Since 2000, the sector has grown at an average rate of 7.2% a year, according to BIS Shrapnel, as the mining boom fuelled demand. Today, the sector does 2.3 times as much work as it did in 2001.
But that period is ending, says Frank Gelber, the chief economist at BIS Shrapnel.
The forecaster, which publishes an annual Building in Australia report, expects construction to shrink 8% over the next four years as the mining boom draws to an end.
“We’re not going to be building as many mines, so the largest fall is in those regions where we’re seeing a cutback on mining investment,” he tells SmartCompany. But given the prevalence of fly-in, fly-out arrangements used to service these regions, this will impact the industry nationally.
It’s not the only factor that’ll negatively impact construction work in the next few years. The industry is facing a trifecta of difficulties.
As well as a slowing demand for new mines, the industry is also hurt by the continued difficulties in the residential construction market. Housing construction has picked up recently, but only in cities with a shortage of housing like Perth, Darwin and Sydney.
Another factor likely to hurt construction is the decline in government infrastructure spending. During the financial crisis, the government embarked on a building program that saw large construction demand for things like schools and hospitals.

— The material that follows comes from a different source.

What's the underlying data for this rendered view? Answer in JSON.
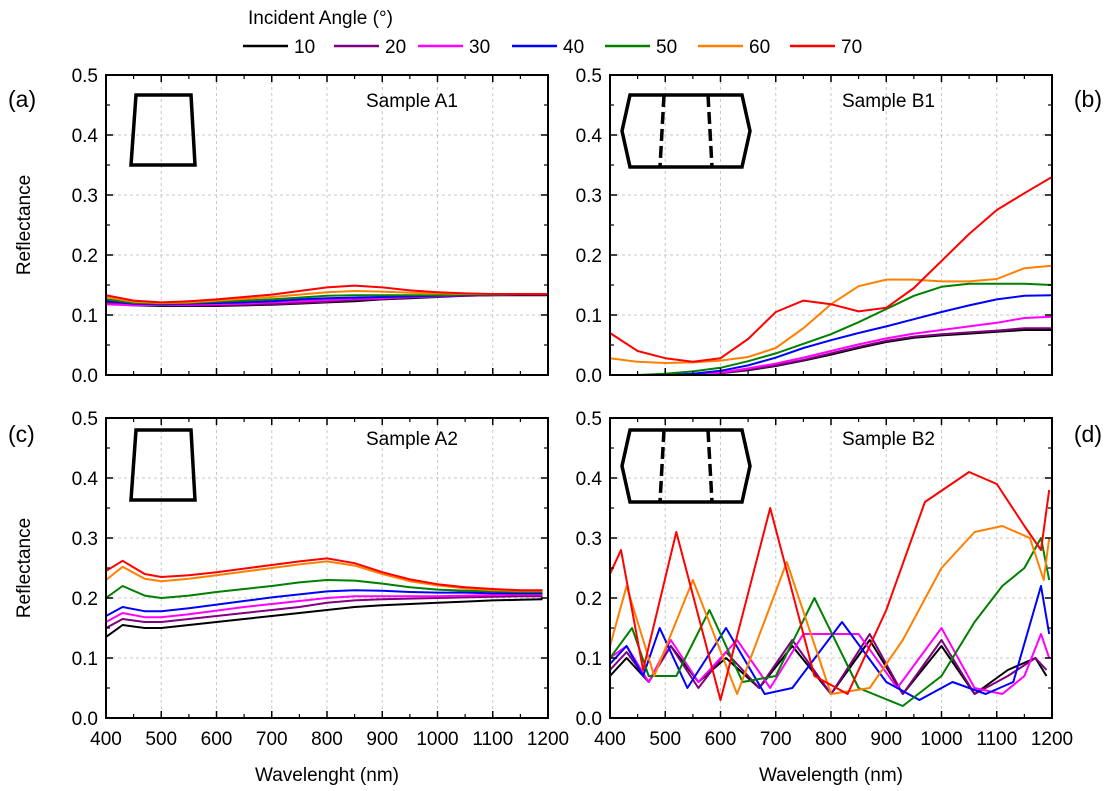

With the exception of the national broadband network, that is also drawing to an end, as the federal government tries to get its budget back into surplus.
“Construction is quite a bit more volatile than the other sectors of the economy, and we’ve been through a decade of really strong growth,” Gelber says. “That’s made a positive contribution to the Australian economy, both directly and indirectly.”
The slowdown in the construction sector is likely to also impact unemployment, Gelber says, as many large construction projects employ more people during construction than they do when fully operational.
The likely outcome all of this is a continued softening of the economy. “We’re not going to have a recession, just an ongoing softness,” Gelber says.
The beneficiaries of the shift will be those in cities like Sydney or Melbourne, as the economy tilts away from mining and back into services.
But this won’t be painless, Gelber warns.
“Transitions are never smooth. There’ll be lots of pain, experienced by those transitioning. It’s all very nice to talk about structural change, but it’s not nice if you’re the one doing the structural change.
“The mining boom was very painful on the way in. And it’ll be painful on the way out.”